Because it is still a hypothetical intervention for humans, any claims about memory erasure must be made tentatively. There are a number of challenges in using this intervention as therapy. One problem is that the longer a memory has been stored in the brain, the more difficult it is to destabilize and alter it with the exception of memory retrieval in which the memory must be reconsolidated. Retrieval does not always trigger reconsolidation and the labile state necessary for memory disruption.

Also, older and stronger memories may be less susceptible to disruption after retrieval due to increased synaptic strength from the effects of protein synthesis and long-term potentiation over extended periods read this article and this article. To be effective, reconsolidation blockade would have to occur not long after the memory had been encoded and consolidated. Another challenge is selectivity. While, in theory, implicit memories such as those involved in fear conditioning versus explicit memories employ different neural pathways, the question still remains whether it would be possible to erase a particular memory in the fear system while leaving other memories intact.

Not all memories of fearful events are maladaptive or pathological. Many are adaptive and critical for survival by enabling us to recognize and respond appropriately to external threats. Unless it could target a specific memory in a specific node of a specific neural circuit, it is not known whether a protein synthesis inhibitor aimed at erasing it would have unintended and unforeseeable expanding effects that might disable normal adaptive functions in the fear memory system or even beyond that system with off-target effects.

This might expose the subject to even greater harm than the psychological harm caused by the memory targeted for deletion. As with any other interventions in the brain, these risks have to be weighed against the potential benefit, which could be substantial in some psychiatric disorders.

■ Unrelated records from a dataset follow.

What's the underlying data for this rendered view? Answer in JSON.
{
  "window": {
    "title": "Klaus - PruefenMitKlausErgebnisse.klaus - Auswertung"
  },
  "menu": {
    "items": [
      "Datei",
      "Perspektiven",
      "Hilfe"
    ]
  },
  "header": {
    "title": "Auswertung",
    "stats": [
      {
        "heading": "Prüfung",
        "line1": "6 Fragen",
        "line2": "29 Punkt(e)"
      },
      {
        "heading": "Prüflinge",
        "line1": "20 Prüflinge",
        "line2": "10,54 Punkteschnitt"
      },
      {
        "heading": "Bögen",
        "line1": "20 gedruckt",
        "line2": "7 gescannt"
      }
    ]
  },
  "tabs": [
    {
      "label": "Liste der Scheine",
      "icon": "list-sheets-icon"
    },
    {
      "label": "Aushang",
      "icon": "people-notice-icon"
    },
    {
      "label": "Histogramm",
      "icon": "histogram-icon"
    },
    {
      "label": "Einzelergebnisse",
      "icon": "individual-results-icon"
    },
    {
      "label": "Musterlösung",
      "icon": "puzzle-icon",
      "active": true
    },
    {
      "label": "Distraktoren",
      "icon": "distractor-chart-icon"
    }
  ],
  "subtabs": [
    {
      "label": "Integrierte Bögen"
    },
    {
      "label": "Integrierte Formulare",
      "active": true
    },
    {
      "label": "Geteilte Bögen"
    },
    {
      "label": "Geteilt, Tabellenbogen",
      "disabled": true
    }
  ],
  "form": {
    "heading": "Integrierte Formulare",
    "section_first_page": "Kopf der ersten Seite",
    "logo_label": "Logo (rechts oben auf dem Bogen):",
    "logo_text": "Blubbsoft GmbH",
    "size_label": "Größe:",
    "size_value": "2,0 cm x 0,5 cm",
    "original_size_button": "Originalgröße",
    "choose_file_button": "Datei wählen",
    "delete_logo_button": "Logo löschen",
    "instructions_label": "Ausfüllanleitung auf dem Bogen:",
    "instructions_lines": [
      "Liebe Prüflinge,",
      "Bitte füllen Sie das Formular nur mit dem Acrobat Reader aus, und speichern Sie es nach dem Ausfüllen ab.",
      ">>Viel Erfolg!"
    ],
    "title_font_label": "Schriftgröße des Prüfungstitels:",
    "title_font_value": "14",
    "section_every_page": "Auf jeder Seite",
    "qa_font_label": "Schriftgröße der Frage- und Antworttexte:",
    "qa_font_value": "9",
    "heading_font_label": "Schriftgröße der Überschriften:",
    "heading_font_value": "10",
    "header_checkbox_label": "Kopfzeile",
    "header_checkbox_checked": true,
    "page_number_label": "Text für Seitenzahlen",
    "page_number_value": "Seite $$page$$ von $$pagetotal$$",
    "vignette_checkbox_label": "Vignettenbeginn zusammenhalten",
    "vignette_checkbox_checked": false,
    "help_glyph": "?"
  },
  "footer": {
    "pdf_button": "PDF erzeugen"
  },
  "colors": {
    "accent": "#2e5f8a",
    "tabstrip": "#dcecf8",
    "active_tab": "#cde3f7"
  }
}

Among their adverse psychological effects, fear memories can impair rational and moral agency by interfering with the deliberative ability to form and execute action plans and recognize and respond to reasons for or against certain actions. If we could and should erase the emotionally charged memories associated with psychopathologies, then why stop there? Why not also erase episodic memories that are not pathological but only unpleasant or disturbing? While not as harmful as fear memories associated with mental disorders, persistent unpleasant episodic memories may still cause harm.

Erasing these memories may be even more challenging neurophysiologically than erasing a traumatic emotional memory. Traumatic emotional memory and episodic memory are separated into implicit and explicit memory systems involving different mechanisms.